I was uneasy as soon as I walked into the room. The way he looked at me, I had the feeling I was in trouble. In spite of the fact that he wore a Cardinal’s skullcap and collar, I still felt threatened. And the gang of characters surrounding him only heightened my uneasiness.

Opening of The World of Henry Vermillion
Sat, Jul 21, 8pm
Galería Vermillion
Plaza Colonial
Hernández Macías & Canal

I wasn’t in one of San Miguel’s late night bars on a dark street. In fact, I was standing in Henry Vermillion’s downtown gallery, getting familiar with a multitude of characters that have sprung from his mind and into his paintings.
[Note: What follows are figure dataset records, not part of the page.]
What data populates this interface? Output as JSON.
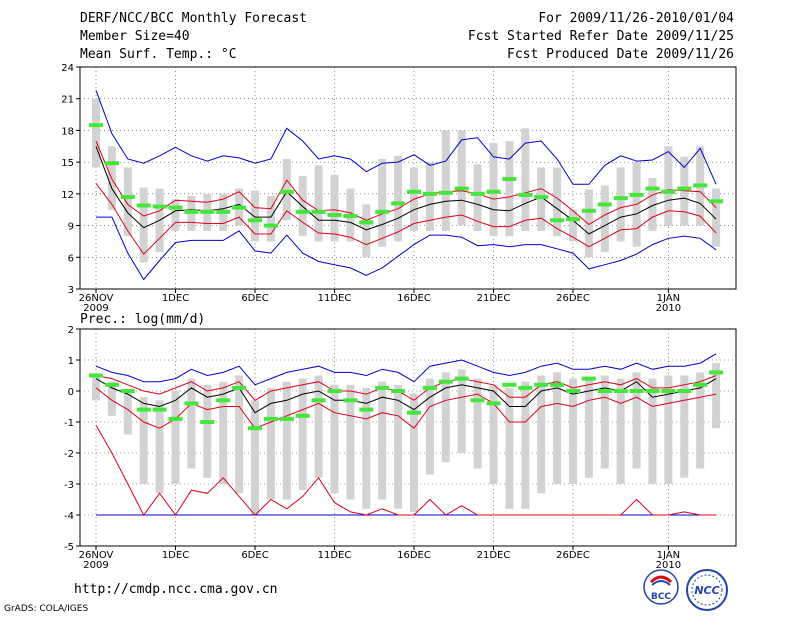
{
  "header": {
    "title": "DERF/NCC/BCC Monthly Forecast",
    "member_size": "Member Size=40",
    "variable_top": "Mean Surf. Temp.: °C",
    "for_period": "For 2009/11/26-2010/01/04",
    "fcst_started": "Fcst Started Refer Date 2009/11/25",
    "fcst_produced": "Fcst Produced Date 2009/11/26"
  },
  "footer": {
    "url": "http://cmdp.ncc.cma.gov.cn",
    "credit": "GrADS: COLA/IGES",
    "logo_bcc": "BCC",
    "logo_ncc": "NCC"
  },
  "colors": {
    "box": "#d2d2d2",
    "median": "#000000",
    "quartile": "#e0001a",
    "extreme": "#0000cc",
    "observed": "#44e63c",
    "grid": "#444444"
  },
  "chart_data": [
    {
      "type": "box",
      "title": "Mean Surf. Temp.: °C",
      "ylim": [
        3,
        24
      ],
      "yticks": [
        "3",
        "6",
        "9",
        "12",
        "15",
        "18",
        "21",
        "24"
      ],
      "xtick_labels": [
        {
          "day": 0,
          "label": "26NOV",
          "sub": "2009"
        },
        {
          "day": 5,
          "label": "1DEC",
          "sub": ""
        },
        {
          "day": 10,
          "label": "6DEC",
          "sub": ""
        },
        {
          "day": 15,
          "label": "11DEC",
          "sub": ""
        },
        {
          "day": 20,
          "label": "16DEC",
          "sub": ""
        },
        {
          "day": 25,
          "label": "21DEC",
          "sub": ""
        },
        {
          "day": 30,
          "label": "26DEC",
          "sub": ""
        },
        {
          "day": 36,
          "label": "1JAN",
          "sub": "2010"
        }
      ],
      "days": 40,
      "median": [
        16.5,
        12.5,
        10.2,
        8.8,
        9.5,
        10.4,
        10.5,
        10.4,
        10.6,
        11.0,
        9.8,
        9.8,
        12.2,
        10.8,
        9.5,
        9.5,
        9.3,
        8.6,
        9.1,
        9.7,
        10.5,
        11.0,
        11.3,
        11.4,
        11.0,
        10.5,
        10.4,
        11.1,
        11.7,
        10.6,
        9.5,
        8.2,
        9.0,
        9.8,
        10.1,
        10.9,
        11.4,
        11.6,
        11.1,
        9.6
      ],
      "q_upper": [
        17.0,
        13.4,
        11.0,
        9.9,
        10.4,
        11.4,
        11.3,
        11.2,
        11.5,
        12.2,
        10.7,
        10.6,
        13.3,
        11.4,
        10.4,
        10.5,
        10.2,
        9.5,
        10.1,
        10.6,
        11.5,
        12.0,
        12.2,
        12.3,
        12.0,
        11.5,
        11.7,
        12.1,
        12.5,
        11.6,
        10.4,
        9.1,
        10.0,
        10.7,
        11.0,
        11.9,
        12.4,
        12.3,
        12.2,
        10.7
      ],
      "q_lower": [
        13.0,
        11.0,
        8.5,
        6.3,
        7.8,
        9.3,
        9.3,
        9.2,
        9.2,
        9.8,
        8.2,
        8.2,
        10.4,
        9.3,
        8.3,
        8.2,
        7.9,
        7.2,
        7.8,
        8.4,
        9.2,
        9.5,
        9.8,
        10.0,
        9.4,
        8.9,
        8.9,
        9.5,
        9.7,
        8.7,
        7.9,
        7.0,
        7.8,
        8.6,
        8.7,
        9.8,
        10.4,
        10.3,
        9.9,
        8.3
      ],
      "max": [
        21.8,
        17.7,
        15.3,
        14.9,
        15.6,
        16.4,
        15.6,
        15.1,
        15.6,
        15.4,
        14.9,
        15.3,
        18.2,
        17.0,
        15.3,
        15.6,
        15.3,
        14.1,
        14.9,
        15.0,
        15.7,
        14.7,
        15.1,
        17.1,
        17.3,
        15.5,
        15.3,
        16.8,
        17.0,
        15.3,
        12.9,
        12.9,
        14.7,
        15.6,
        15.1,
        15.2,
        16.0,
        14.5,
        16.3,
        12.9
      ],
      "min": [
        9.8,
        9.8,
        6.4,
        3.9,
        5.7,
        7.4,
        7.6,
        7.6,
        7.6,
        8.5,
        6.6,
        6.4,
        8.1,
        6.4,
        5.6,
        5.3,
        5.0,
        4.3,
        5.0,
        6.1,
        7.2,
        8.1,
        8.1,
        7.9,
        7.1,
        7.2,
        7.0,
        7.2,
        7.2,
        6.8,
        6.4,
        4.9,
        5.3,
        5.7,
        6.3,
        7.2,
        7.8,
        8.0,
        7.8,
        6.7
      ],
      "box_top": [
        21.0,
        16.5,
        14.5,
        12.6,
        12.5,
        11.5,
        11.8,
        12.0,
        12.0,
        12.5,
        12.3,
        11.8,
        15.3,
        13.7,
        14.7,
        13.8,
        12.5,
        11.0,
        15.3,
        15.6,
        14.5,
        15.0,
        18.0,
        18.0,
        14.8,
        16.8,
        17.0,
        18.2,
        14.5,
        14.5,
        10.5,
        12.4,
        12.8,
        14.5,
        15.0,
        13.5,
        16.5,
        15.5,
        16.5,
        12.5
      ],
      "box_bottom": [
        14.5,
        10.5,
        8.0,
        5.5,
        6.5,
        8.5,
        8.5,
        8.5,
        8.5,
        9.0,
        7.5,
        7.5,
        9.5,
        8.0,
        7.5,
        7.5,
        7.5,
        6.0,
        7.0,
        7.5,
        8.5,
        8.5,
        8.5,
        9.0,
        8.5,
        8.0,
        8.0,
        8.5,
        8.5,
        8.0,
        7.5,
        6.0,
        6.5,
        7.5,
        7.0,
        8.5,
        9.0,
        9.0,
        9.0,
        7.0
      ],
      "observed": [
        18.5,
        14.9,
        11.7,
        10.9,
        10.8,
        10.7,
        10.3,
        10.3,
        10.3,
        10.7,
        9.5,
        9.0,
        12.2,
        10.3,
        10.3,
        10.0,
        9.9,
        9.3,
        10.3,
        11.1,
        12.2,
        12.0,
        12.1,
        12.5,
        12.0,
        12.2,
        13.4,
        11.9,
        11.7,
        9.5,
        9.6,
        10.4,
        11.0,
        11.6,
        11.9,
        12.5,
        12.2,
        12.5,
        12.8,
        11.3
      ]
    },
    {
      "type": "box",
      "title": "Prec.: log(mm/d)",
      "ylim": [
        -5,
        2
      ],
      "yticks": [
        "-5",
        "-4",
        "-3",
        "-2",
        "-1",
        "0",
        "1",
        "2"
      ],
      "xtick_labels": [
        {
          "day": 0,
          "label": "26NOV",
          "sub": "2009"
        },
        {
          "day": 5,
          "label": "1DEC",
          "sub": ""
        },
        {
          "day": 10,
          "label": "6DEC",
          "sub": ""
        },
        {
          "day": 15,
          "label": "11DEC",
          "sub": ""
        },
        {
          "day": 20,
          "label": "16DEC",
          "sub": ""
        },
        {
          "day": 25,
          "label": "21DEC",
          "sub": ""
        },
        {
          "day": 30,
          "label": "26DEC",
          "sub": ""
        },
        {
          "day": 36,
          "label": "1JAN",
          "sub": "2010"
        }
      ],
      "days": 40,
      "median": [
        0.4,
        0.1,
        -0.1,
        -0.4,
        -0.5,
        -0.3,
        0.1,
        -0.2,
        -0.1,
        0.1,
        -0.7,
        -0.4,
        -0.3,
        -0.1,
        0.0,
        -0.3,
        -0.3,
        -0.4,
        -0.2,
        -0.3,
        -0.6,
        -0.2,
        0.1,
        0.2,
        0.1,
        0.0,
        -0.5,
        -0.5,
        0.0,
        0.1,
        -0.1,
        0.0,
        0.1,
        0.0,
        0.3,
        -0.2,
        -0.1,
        0.0,
        0.1,
        0.4
      ],
      "q_upper": [
        0.5,
        0.4,
        0.2,
        0.0,
        -0.1,
        0.1,
        0.3,
        0.0,
        0.1,
        0.3,
        -0.3,
        0.0,
        0.1,
        0.2,
        0.3,
        0.0,
        0.0,
        -0.1,
        0.1,
        0.0,
        -0.3,
        0.1,
        0.3,
        0.4,
        0.3,
        0.2,
        -0.2,
        -0.2,
        0.2,
        0.3,
        0.1,
        0.2,
        0.3,
        0.2,
        0.4,
        0.1,
        0.1,
        0.2,
        0.3,
        0.5
      ],
      "q_lower": [
        0.1,
        -0.3,
        -0.6,
        -1.0,
        -1.2,
        -0.9,
        -0.4,
        -0.6,
        -0.5,
        -0.5,
        -1.2,
        -1.0,
        -0.8,
        -0.6,
        -0.4,
        -0.7,
        -0.8,
        -0.9,
        -0.7,
        -0.8,
        -1.2,
        -0.5,
        -0.3,
        -0.2,
        -0.1,
        -0.4,
        -1.0,
        -1.0,
        -0.5,
        -0.4,
        -0.5,
        -0.3,
        -0.2,
        -0.4,
        -0.2,
        -0.5,
        -0.4,
        -0.3,
        -0.2,
        -0.1
      ],
      "q_lower_min": [
        -1.1,
        -2.0,
        -3.0,
        -4.0,
        -3.3,
        -4.0,
        -3.2,
        -3.3,
        -2.8,
        -3.4,
        -4.0,
        -3.5,
        -3.8,
        -3.4,
        -2.8,
        -3.6,
        -3.9,
        -4.0,
        -3.8,
        -4.0,
        -4.0,
        -3.5,
        -4.0,
        -3.7,
        -4.0,
        -4.0,
        -4.0,
        -4.0,
        -4.0,
        -4.0,
        -4.0,
        -4.0,
        -4.0,
        -4.0,
        -3.5,
        -4.0,
        -4.0,
        -3.9,
        -4.0,
        -4.0
      ],
      "max": [
        0.8,
        0.6,
        0.5,
        0.3,
        0.3,
        0.4,
        0.7,
        0.5,
        0.6,
        0.8,
        0.2,
        0.4,
        0.6,
        0.7,
        0.8,
        0.6,
        0.6,
        0.5,
        0.7,
        0.6,
        0.3,
        0.8,
        0.9,
        1.0,
        0.8,
        0.6,
        0.5,
        0.6,
        0.8,
        0.9,
        0.7,
        0.7,
        0.8,
        0.7,
        0.9,
        0.7,
        0.8,
        0.8,
        0.9,
        1.2
      ],
      "min": [
        -4.0,
        -4.0,
        -4.0,
        -4.0,
        -4.0,
        -4.0,
        -4.0,
        -4.0,
        -4.0,
        -4.0,
        -4.0,
        -4.0,
        -4.0,
        -4.0,
        -4.0,
        -4.0,
        -4.0,
        -4.0,
        -4.0,
        -4.0,
        -4.0,
        -4.0,
        -4.0,
        -4.0,
        -4.0,
        -4.0,
        -4.0,
        -4.0,
        -4.0,
        -4.0,
        -4.0,
        -4.0,
        -4.0,
        -4.0,
        -4.0,
        -4.0,
        -4.0,
        -4.0,
        -4.0,
        -4.0
      ],
      "box_top": [
        0.5,
        0.3,
        0.0,
        -0.2,
        -0.3,
        0.0,
        0.4,
        0.2,
        0.3,
        0.5,
        -0.3,
        0.1,
        0.3,
        0.4,
        0.5,
        0.2,
        0.2,
        0.1,
        0.3,
        0.2,
        -0.1,
        0.4,
        0.6,
        0.7,
        0.4,
        0.2,
        0.1,
        0.3,
        0.5,
        0.6,
        0.4,
        0.4,
        0.5,
        0.4,
        0.6,
        0.4,
        0.5,
        0.5,
        0.6,
        0.9
      ],
      "box_bottom": [
        -0.3,
        -0.8,
        -1.4,
        -3.0,
        -3.3,
        -3.0,
        -2.5,
        -2.8,
        -3.0,
        -3.3,
        -4.0,
        -3.5,
        -3.5,
        -3.2,
        -2.8,
        -3.3,
        -3.5,
        -3.8,
        -3.5,
        -3.8,
        -3.9,
        -2.7,
        -2.3,
        -2.0,
        -2.5,
        -3.0,
        -3.8,
        -3.8,
        -3.3,
        -3.0,
        -3.0,
        -2.8,
        -2.5,
        -3.0,
        -2.5,
        -3.0,
        -3.0,
        -2.8,
        -2.5,
        -1.2
      ],
      "observed": [
        0.5,
        0.2,
        0.0,
        -0.6,
        -0.6,
        -0.9,
        -0.4,
        -1.0,
        -0.3,
        0.1,
        -1.2,
        -0.9,
        -0.9,
        -0.8,
        -0.3,
        0.0,
        -0.3,
        -0.6,
        0.1,
        0.0,
        -0.7,
        0.1,
        0.3,
        0.4,
        -0.3,
        -0.4,
        0.2,
        0.1,
        0.2,
        0.2,
        0.0,
        0.4,
        0.0,
        0.0,
        0.0,
        0.0,
        0.0,
        0.0,
        0.2,
        0.6
      ]
    }
  ]
}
Viewing Vermillion’s work is not like the usual visit to an art gallery. He has created a world of people that you won’t find in Harry’s Bar or in the Jardin —or wait a minute—maybe you will! He often draws on cocktail napkins in cafes when he is without a pad (as did Modigilani and Picasso), so you might eventually find yourself in one of his paintings. The artist has seen something in ordinary faces that most of us don’t see. And I think it’s more interesting to meet them here in his gallery than to actually have a drink with them in one of the local gin mills. No hangover this way, although some of these faces will certainly stay with you awhile.
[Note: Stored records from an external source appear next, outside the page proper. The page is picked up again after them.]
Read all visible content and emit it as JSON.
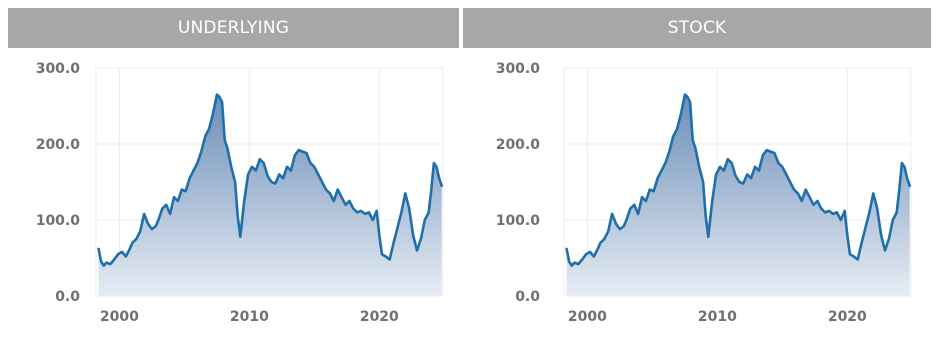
{
  "chart_data": [
    {
      "type": "area",
      "title": "UNDERLYING",
      "xlabel": "",
      "ylabel": "",
      "xlim": [
        1998.2,
        2024.9
      ],
      "ylim": [
        0,
        300
      ],
      "xticks": [
        "2000",
        "2010",
        "2020"
      ],
      "yticks": [
        "0.0",
        "100.0",
        "200.0",
        "300.0"
      ],
      "grid": true,
      "series": [
        {
          "x": [
            1998.4,
            1998.6,
            1998.8,
            1999.0,
            1999.3,
            1999.6,
            1999.9,
            2000.2,
            2000.5,
            2000.8,
            2001.0,
            2001.3,
            2001.6,
            2001.9,
            2002.2,
            2002.5,
            2002.8,
            2003.0,
            2003.3,
            2003.6,
            2003.9,
            2004.2,
            2004.5,
            2004.8,
            2005.1,
            2005.4,
            2005.7,
            2006.0,
            2006.3,
            2006.6,
            2006.9,
            2007.2,
            2007.5,
            2007.7,
            2007.9,
            2008.1,
            2008.3,
            2008.6,
            2008.9,
            2009.1,
            2009.3,
            2009.6,
            2009.9,
            2010.2,
            2010.5,
            2010.8,
            2011.1,
            2011.4,
            2011.7,
            2012.0,
            2012.3,
            2012.6,
            2012.9,
            2013.2,
            2013.5,
            2013.8,
            2014.1,
            2014.4,
            2014.7,
            2015.0,
            2015.3,
            2015.6,
            2015.9,
            2016.2,
            2016.5,
            2016.8,
            2017.1,
            2017.4,
            2017.7,
            2018.0,
            2018.3,
            2018.6,
            2018.9,
            2019.2,
            2019.5,
            2019.8,
            2020.0,
            2020.2,
            2020.5,
            2020.8,
            2021.1,
            2021.4,
            2021.7,
            2022.0,
            2022.3,
            2022.6,
            2022.9,
            2023.2,
            2023.5,
            2023.8,
            2024.0,
            2024.2,
            2024.4,
            2024.6,
            2024.8
          ],
          "values": [
            62,
            45,
            40,
            44,
            42,
            48,
            55,
            58,
            52,
            62,
            70,
            75,
            85,
            108,
            95,
            88,
            92,
            100,
            115,
            120,
            108,
            130,
            125,
            140,
            138,
            155,
            165,
            175,
            190,
            210,
            220,
            240,
            265,
            262,
            255,
            205,
            195,
            170,
            150,
            105,
            78,
            125,
            160,
            170,
            165,
            180,
            175,
            158,
            150,
            148,
            160,
            155,
            170,
            165,
            185,
            192,
            190,
            188,
            175,
            170,
            160,
            150,
            140,
            135,
            125,
            140,
            130,
            120,
            125,
            115,
            110,
            112,
            108,
            110,
            100,
            112,
            80,
            55,
            52,
            48,
            70,
            90,
            110,
            135,
            115,
            80,
            60,
            75,
            100,
            110,
            140,
            175,
            170,
            155,
            145
          ]
        }
      ]
    },
    {
      "type": "area",
      "title": "STOCK",
      "xlabel": "",
      "ylabel": "",
      "xlim": [
        1998.2,
        2024.9
      ],
      "ylim": [
        0,
        300
      ],
      "xticks": [
        "2000",
        "2010",
        "2020"
      ],
      "yticks": [
        "0.0",
        "100.0",
        "200.0",
        "300.0"
      ],
      "grid": true,
      "series": [
        {
          "x": [
            1998.4,
            1998.6,
            1998.8,
            1999.0,
            1999.3,
            1999.6,
            1999.9,
            2000.2,
            2000.5,
            2000.8,
            2001.0,
            2001.3,
            2001.6,
            2001.9,
            2002.2,
            2002.5,
            2002.8,
            2003.0,
            2003.3,
            2003.6,
            2003.9,
            2004.2,
            2004.5,
            2004.8,
            2005.1,
            2005.4,
            2005.7,
            2006.0,
            2006.3,
            2006.6,
            2006.9,
            2007.2,
            2007.5,
            2007.7,
            2007.9,
            2008.1,
            2008.3,
            2008.6,
            2008.9,
            2009.1,
            2009.3,
            2009.6,
            2009.9,
            2010.2,
            2010.5,
            2010.8,
            2011.1,
            2011.4,
            2011.7,
            2012.0,
            2012.3,
            2012.6,
            2012.9,
            2013.2,
            2013.5,
            2013.8,
            2014.1,
            2014.4,
            2014.7,
            2015.0,
            2015.3,
            2015.6,
            2015.9,
            2016.2,
            2016.5,
            2016.8,
            2017.1,
            2017.4,
            2017.7,
            2018.0,
            2018.3,
            2018.6,
            2018.9,
            2019.2,
            2019.5,
            2019.8,
            2020.0,
            2020.2,
            2020.5,
            2020.8,
            2021.1,
            2021.4,
            2021.7,
            2022.0,
            2022.3,
            2022.6,
            2022.9,
            2023.2,
            2023.5,
            2023.8,
            2024.0,
            2024.2,
            2024.4,
            2024.6,
            2024.8
          ],
          "values": [
            62,
            45,
            40,
            44,
            42,
            48,
            55,
            58,
            52,
            62,
            70,
            75,
            85,
            108,
            95,
            88,
            92,
            100,
            115,
            120,
            108,
            130,
            125,
            140,
            138,
            155,
            165,
            175,
            190,
            210,
            220,
            240,
            265,
            262,
            255,
            205,
            195,
            170,
            150,
            105,
            78,
            125,
            160,
            170,
            165,
            180,
            175,
            158,
            150,
            148,
            160,
            155,
            170,
            165,
            185,
            192,
            190,
            188,
            175,
            170,
            160,
            150,
            140,
            135,
            125,
            140,
            130,
            120,
            125,
            115,
            110,
            112,
            108,
            110,
            100,
            112,
            80,
            55,
            52,
            48,
            70,
            90,
            110,
            135,
            115,
            80,
            60,
            75,
            100,
            110,
            140,
            175,
            170,
            155,
            145
          ]
        }
      ]
    }
  ],
  "colors": {
    "header_bg": "#a7a7a7",
    "line": "#1f6fa8",
    "fill_top": "#6b8db8",
    "fill_bottom": "#e6ecf4",
    "grid": "#ececec",
    "tick_text": "#707070"
  }
}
Vermillion has created hundreds of characters in his paintings and drawings. He has been working as a painter in San Miguel since 1991, and as an artist for many years before that in Texas and North Carolina. Maturity has brought a quality to his work that makes you want to see everything he does; it’s like waiting for your favorite author to publish his or her next novel.
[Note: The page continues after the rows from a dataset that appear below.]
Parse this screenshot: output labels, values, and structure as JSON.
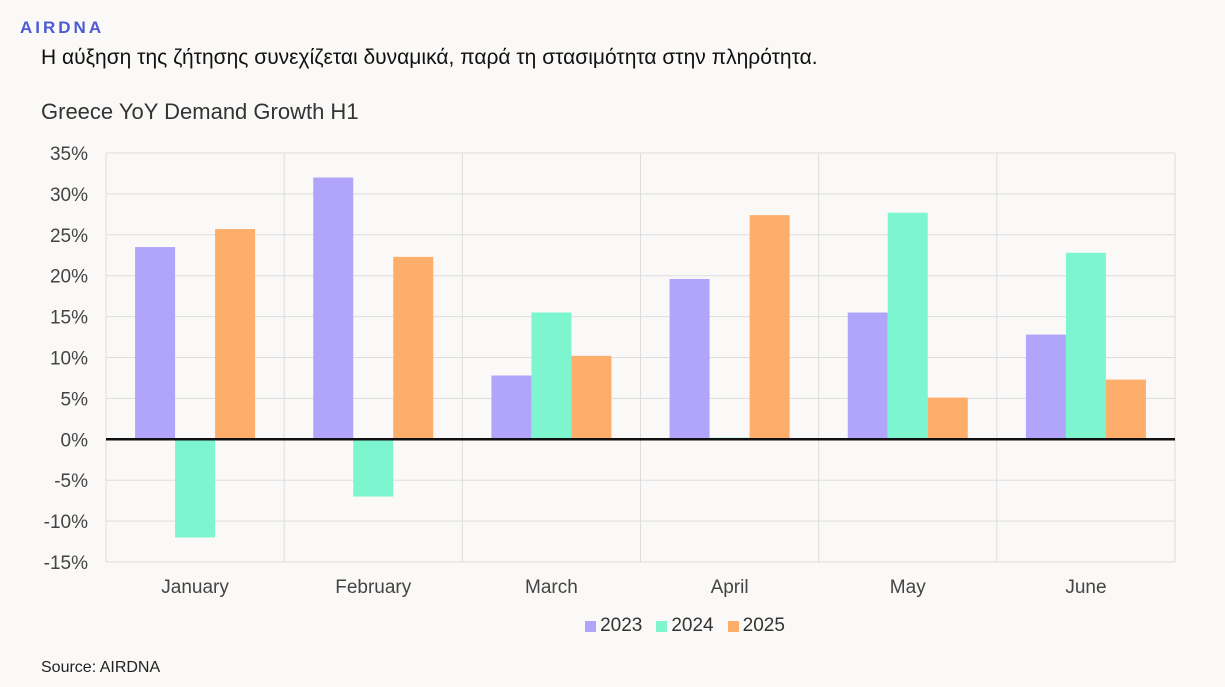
{
  "header": {
    "logo": "AIRDNA",
    "headline": "Η αύξηση της ζήτησης συνεχίζεται δυναμικά, παρά τη στασιμότητα στην πληρότητα."
  },
  "source": "Source: AIRDNA",
  "chart_data": {
    "type": "bar",
    "title": "Greece YoY Demand Growth H1",
    "xlabel": "",
    "ylabel": "",
    "categories": [
      "January",
      "February",
      "March",
      "April",
      "May",
      "June"
    ],
    "series": [
      {
        "name": "2023",
        "color": "#b0a5fa",
        "values": [
          23.5,
          32,
          7.8,
          19.6,
          15.5,
          12.8
        ]
      },
      {
        "name": "2024",
        "color": "#7df5cf",
        "values": [
          -12,
          -7,
          15.5,
          0.2,
          27.7,
          22.8
        ]
      },
      {
        "name": "2025",
        "color": "#fdae6b",
        "values": [
          25.7,
          22.3,
          10.2,
          27.4,
          5.1,
          7.3
        ]
      }
    ],
    "ylim": [
      -15,
      35
    ],
    "yticks": [
      35,
      30,
      25,
      20,
      15,
      10,
      5,
      0,
      -5,
      -10,
      -15
    ],
    "ytick_labels": [
      "35%",
      "30%",
      "25%",
      "20%",
      "15%",
      "10%",
      "5%",
      "0%",
      "-5%",
      "-10%",
      "-15%"
    ],
    "grid": true,
    "legend_position": "bottom"
  }
}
A continuing theme in Vermillion’s paintings is the potential evil of the combination of Church and State here in Mexico. One of his images shows a priest standing at close quarters with a most devious-looking man in a dark suit. The title of the picture is “The Priest and His Lawyer.” Another portrait drawing is called “God’s Rottweiler.” I know this face well. I have returned to the Vermillion Gallery several times in recent weeks to confirm that I have actually seen (and I want to say met) these people of power, these politicians, lawyers and religious leaders.

However, this is only one of several themes in the artist’s work. A new series of cloud paintings is strikingly original, and shows his keen interest in nature. His pastel landscapes are far removed from the political spectrum. They’re also a pleasant relief. This contrast and variety is what makes a visit to the Vermillion Gallery a special experience.